I lost my dad 3 weeks ago to cancer, I was with him when he passed away, I was very close to him, we had his funeral Saturday 110th Feb on his 69th birthday, I’m going back to work tomorrow and I really feel like I’m dreading the normality of it, I’m worried about my mum being on her own, but I know she has to be now but it just seems such a strange feeling like why is everything going back to normal when things will never be the same again, I feel like an emotional wreck this week and I’ve been ok for the last 2 weeks, is this how it is now
Hi leanne,i can see where your coming from, its hard to see the outside world carrying on as normal when your world wont ever be the same again ,i hated driving in the car and life passing by as normal for others while inside …well we know that pain inside.
I returned to work quite quickly after my dad passed on the 5th of jan, my world felt out of control and i took santuary in the fact that was routine i knew what i had to be doing and when, i also have a wonderful boss who said if you need to take a moment or even just go then do it.
I would say the same to you take that moment if you need it, dont be hard on yourself or expect to feel this way or that, take it as it comes and deal with it in the moment.
As for your mum i know that feeling too i hate everytime i leave my mum she was with my dad 53 years having never spent more than a couple of days at a time away from eachother, but the harsh reality is she is going to have to go through the motions of adjusting to him not being there and no matter how hard you try or want to be you cant be there all the time, so what i do with my mum is invite her round for tea or go to her for tea make plans to do this on that day ect just so she has plans and im with her, i touch base with her a couple times a day just to check in with her wether im seeing her or not.
Im so sorry for your loss losing a parent is undescribable but my dads strength is what gets me through because that how he taught me to be .

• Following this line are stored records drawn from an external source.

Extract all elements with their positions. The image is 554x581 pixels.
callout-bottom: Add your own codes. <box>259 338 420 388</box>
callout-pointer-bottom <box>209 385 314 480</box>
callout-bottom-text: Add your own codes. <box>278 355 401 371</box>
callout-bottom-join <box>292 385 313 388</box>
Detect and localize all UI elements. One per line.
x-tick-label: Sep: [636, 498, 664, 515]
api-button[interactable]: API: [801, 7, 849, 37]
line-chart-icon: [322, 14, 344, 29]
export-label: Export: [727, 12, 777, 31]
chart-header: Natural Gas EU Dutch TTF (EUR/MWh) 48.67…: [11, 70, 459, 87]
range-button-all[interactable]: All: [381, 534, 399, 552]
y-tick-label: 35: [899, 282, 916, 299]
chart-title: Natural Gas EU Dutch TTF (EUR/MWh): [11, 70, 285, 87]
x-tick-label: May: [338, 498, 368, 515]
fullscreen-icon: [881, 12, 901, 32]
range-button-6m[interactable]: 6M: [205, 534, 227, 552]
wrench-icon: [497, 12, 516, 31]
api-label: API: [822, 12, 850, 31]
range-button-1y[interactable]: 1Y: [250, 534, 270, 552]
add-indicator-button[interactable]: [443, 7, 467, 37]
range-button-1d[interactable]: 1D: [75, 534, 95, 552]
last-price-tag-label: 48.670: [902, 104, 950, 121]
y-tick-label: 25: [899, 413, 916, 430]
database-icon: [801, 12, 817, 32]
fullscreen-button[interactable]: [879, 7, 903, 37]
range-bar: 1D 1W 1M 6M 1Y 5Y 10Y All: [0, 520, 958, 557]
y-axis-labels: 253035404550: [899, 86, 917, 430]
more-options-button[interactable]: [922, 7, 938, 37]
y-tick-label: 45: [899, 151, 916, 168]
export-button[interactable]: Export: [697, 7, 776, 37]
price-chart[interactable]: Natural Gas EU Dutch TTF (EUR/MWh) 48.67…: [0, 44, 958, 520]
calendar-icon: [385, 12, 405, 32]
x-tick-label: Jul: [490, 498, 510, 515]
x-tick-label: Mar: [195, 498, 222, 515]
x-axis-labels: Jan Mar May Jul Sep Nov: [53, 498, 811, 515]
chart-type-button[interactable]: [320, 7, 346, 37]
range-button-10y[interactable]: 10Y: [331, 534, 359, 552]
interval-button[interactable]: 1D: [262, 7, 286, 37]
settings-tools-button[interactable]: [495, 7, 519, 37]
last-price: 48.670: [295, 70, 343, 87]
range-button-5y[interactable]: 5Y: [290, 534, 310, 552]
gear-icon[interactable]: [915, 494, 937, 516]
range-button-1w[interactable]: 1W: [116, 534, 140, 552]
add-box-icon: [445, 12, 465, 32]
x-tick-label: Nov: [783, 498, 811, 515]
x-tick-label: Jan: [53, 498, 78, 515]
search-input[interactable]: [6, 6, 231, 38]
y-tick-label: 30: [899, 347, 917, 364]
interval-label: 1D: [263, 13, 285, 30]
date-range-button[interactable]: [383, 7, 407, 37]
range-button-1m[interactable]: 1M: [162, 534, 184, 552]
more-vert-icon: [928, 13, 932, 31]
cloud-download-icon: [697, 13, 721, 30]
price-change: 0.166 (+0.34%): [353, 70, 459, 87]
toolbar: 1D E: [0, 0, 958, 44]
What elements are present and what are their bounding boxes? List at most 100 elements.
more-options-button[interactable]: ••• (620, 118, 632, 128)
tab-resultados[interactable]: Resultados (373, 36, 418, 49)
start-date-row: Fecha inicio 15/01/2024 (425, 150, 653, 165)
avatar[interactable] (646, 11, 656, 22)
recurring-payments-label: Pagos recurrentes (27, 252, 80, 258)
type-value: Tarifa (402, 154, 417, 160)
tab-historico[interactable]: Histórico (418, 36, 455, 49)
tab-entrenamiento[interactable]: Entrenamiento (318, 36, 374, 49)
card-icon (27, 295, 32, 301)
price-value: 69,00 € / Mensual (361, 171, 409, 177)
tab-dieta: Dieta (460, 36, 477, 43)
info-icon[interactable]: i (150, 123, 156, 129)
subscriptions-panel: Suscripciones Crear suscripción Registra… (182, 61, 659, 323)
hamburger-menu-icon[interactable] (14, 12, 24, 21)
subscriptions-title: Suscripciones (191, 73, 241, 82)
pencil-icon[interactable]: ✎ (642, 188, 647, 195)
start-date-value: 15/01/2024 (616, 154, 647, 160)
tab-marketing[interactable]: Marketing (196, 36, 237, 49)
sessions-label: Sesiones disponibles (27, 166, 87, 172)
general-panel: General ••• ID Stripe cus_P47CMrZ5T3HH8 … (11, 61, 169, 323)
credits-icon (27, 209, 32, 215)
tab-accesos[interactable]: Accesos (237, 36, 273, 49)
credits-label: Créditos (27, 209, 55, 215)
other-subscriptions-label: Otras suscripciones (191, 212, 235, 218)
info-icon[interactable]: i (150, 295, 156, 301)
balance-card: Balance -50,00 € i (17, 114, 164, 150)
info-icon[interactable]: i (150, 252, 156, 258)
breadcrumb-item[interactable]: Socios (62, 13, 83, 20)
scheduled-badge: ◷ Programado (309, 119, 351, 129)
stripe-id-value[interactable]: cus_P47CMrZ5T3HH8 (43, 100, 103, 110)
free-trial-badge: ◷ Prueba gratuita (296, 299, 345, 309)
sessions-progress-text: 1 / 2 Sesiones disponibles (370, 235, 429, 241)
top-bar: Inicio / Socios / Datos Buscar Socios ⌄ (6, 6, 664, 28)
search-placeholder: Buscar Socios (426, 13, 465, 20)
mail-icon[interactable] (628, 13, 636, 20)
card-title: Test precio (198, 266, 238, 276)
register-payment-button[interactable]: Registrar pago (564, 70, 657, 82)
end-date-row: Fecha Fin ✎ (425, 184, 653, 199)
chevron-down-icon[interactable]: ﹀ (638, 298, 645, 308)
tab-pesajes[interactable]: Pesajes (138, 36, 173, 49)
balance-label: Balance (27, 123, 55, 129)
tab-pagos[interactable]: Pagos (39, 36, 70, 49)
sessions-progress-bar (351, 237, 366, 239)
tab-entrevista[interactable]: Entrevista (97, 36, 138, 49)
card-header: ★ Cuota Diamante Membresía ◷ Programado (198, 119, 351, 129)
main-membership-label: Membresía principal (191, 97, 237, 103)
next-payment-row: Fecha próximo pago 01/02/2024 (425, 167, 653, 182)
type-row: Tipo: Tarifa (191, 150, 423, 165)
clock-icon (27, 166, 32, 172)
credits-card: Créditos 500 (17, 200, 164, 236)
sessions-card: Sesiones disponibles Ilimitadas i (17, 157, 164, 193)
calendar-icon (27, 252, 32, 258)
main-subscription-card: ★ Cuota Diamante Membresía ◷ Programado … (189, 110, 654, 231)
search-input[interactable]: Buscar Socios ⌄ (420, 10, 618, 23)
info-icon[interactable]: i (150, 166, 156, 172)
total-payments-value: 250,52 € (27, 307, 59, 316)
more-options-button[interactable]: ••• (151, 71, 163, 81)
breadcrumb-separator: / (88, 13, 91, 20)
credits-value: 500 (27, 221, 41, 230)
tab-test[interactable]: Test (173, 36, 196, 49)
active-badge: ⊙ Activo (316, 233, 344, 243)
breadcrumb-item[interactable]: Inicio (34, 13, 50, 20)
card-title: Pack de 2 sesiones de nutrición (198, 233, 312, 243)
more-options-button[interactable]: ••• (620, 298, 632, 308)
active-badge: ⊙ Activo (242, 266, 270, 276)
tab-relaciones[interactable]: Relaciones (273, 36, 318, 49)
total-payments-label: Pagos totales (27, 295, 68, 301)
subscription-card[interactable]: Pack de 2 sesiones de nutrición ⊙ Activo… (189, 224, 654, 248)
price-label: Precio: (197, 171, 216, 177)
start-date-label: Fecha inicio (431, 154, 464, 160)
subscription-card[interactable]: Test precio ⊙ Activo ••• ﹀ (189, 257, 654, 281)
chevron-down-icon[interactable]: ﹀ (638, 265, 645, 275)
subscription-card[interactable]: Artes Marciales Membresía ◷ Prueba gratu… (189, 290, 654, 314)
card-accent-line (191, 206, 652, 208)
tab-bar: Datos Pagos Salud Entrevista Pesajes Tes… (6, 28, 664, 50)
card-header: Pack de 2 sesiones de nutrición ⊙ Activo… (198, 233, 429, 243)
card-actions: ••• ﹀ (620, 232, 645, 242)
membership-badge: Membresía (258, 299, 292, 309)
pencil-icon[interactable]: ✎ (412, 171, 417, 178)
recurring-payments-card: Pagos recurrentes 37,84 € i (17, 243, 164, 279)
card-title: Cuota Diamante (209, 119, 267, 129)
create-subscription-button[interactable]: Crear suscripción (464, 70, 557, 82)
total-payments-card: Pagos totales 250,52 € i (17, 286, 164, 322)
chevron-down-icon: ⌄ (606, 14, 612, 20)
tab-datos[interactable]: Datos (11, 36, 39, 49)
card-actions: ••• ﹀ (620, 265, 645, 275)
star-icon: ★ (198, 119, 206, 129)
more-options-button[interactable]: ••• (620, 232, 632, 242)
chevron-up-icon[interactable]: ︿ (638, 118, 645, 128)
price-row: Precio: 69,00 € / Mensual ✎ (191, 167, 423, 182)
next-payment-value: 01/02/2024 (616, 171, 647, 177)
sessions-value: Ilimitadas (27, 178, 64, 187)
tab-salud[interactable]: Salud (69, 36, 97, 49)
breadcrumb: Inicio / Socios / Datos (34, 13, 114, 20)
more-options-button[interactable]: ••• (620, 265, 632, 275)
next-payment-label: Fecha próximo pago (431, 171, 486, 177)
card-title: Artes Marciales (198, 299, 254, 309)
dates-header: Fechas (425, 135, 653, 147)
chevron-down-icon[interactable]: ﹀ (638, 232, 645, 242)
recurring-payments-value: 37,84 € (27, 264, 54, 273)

I hope my long words have been comfort, take care and be kind to yourself , jo
jo, thank you for your reply, your words are exactly right about mum etc, sorry for your loss too, I’ve messaged mum this morning she is just I feel putting on a brave face but I know she’s not doing good bless her, I’m at work now and actually I feel not too bad, but my job entails working with people with a learning disability and actually they’ve been a lovely pick me up as they think I’ve been on holiday not the real reason, so it’s been quite funny, I think sometimes we surprise ourselves how we do cope, thanks for your word of wisdom
I am so sorry for your loss and there are no words to explain how you feel is there? I lost my Mum a year ago next week and she and my Dad had been together for nearly 50 years. To say he was/is lost is an understatement…
I went back to work a week after she died as she had become seriously ill the week before she passed and this was the first we knew that she was not going to fine this time…I felt I should go back although I was very wobbly and got in really early incase I wanted to dart away again before anyone saw me…
Work was ok as it gave me structure and people had kind words , others were crass and thoughtless but I took comfort in the fact that they had never know a love like my Mums so it wasn’t their fault… I still took time as and when I could and took care of myself. I spoke to my Dad daily ( and saw him too daily) over the first few weeks and he worried that I would get into trouble speaking to him whilst I was at work… I didn’t but didn’t care anyway as he needed me and that was that.
A year on … and we have moved on if that is any consolation… My Dad is no longer relying on ready meals and finds pleasure in reading and TV again , even if it is just a way of passing the time… I too still go to tell my Mum something and realize I cannot. The first anniversary next week is also looming largely in my thoughts but it is only one day and I will not miss her any more of any less on that day…
I hope work goes ok and it is in some way a comfort . Losing a parent is one of the most fundamental things a person goes though… things shift like you cant imagine so just go with the flow…and look after yourself and your Mum first and it wont get any worse than it feels right now I suspect.
your story is so much like mine, and yesterday I kept checking my phone to see if mum was ok, I then went up after work and stayed till 1030pm talking about dad, I think as time goes on she’ll rely less and less on us, but I just feel awful when I leave her at the moment, but I know there’s not a lot I can do I have to work. she understands and I probably worry about her more than she thinks I should.
I hope the 1 year anniversary isn’t too painful for you though I’m dreading Christmas but I’m going to do the day differently.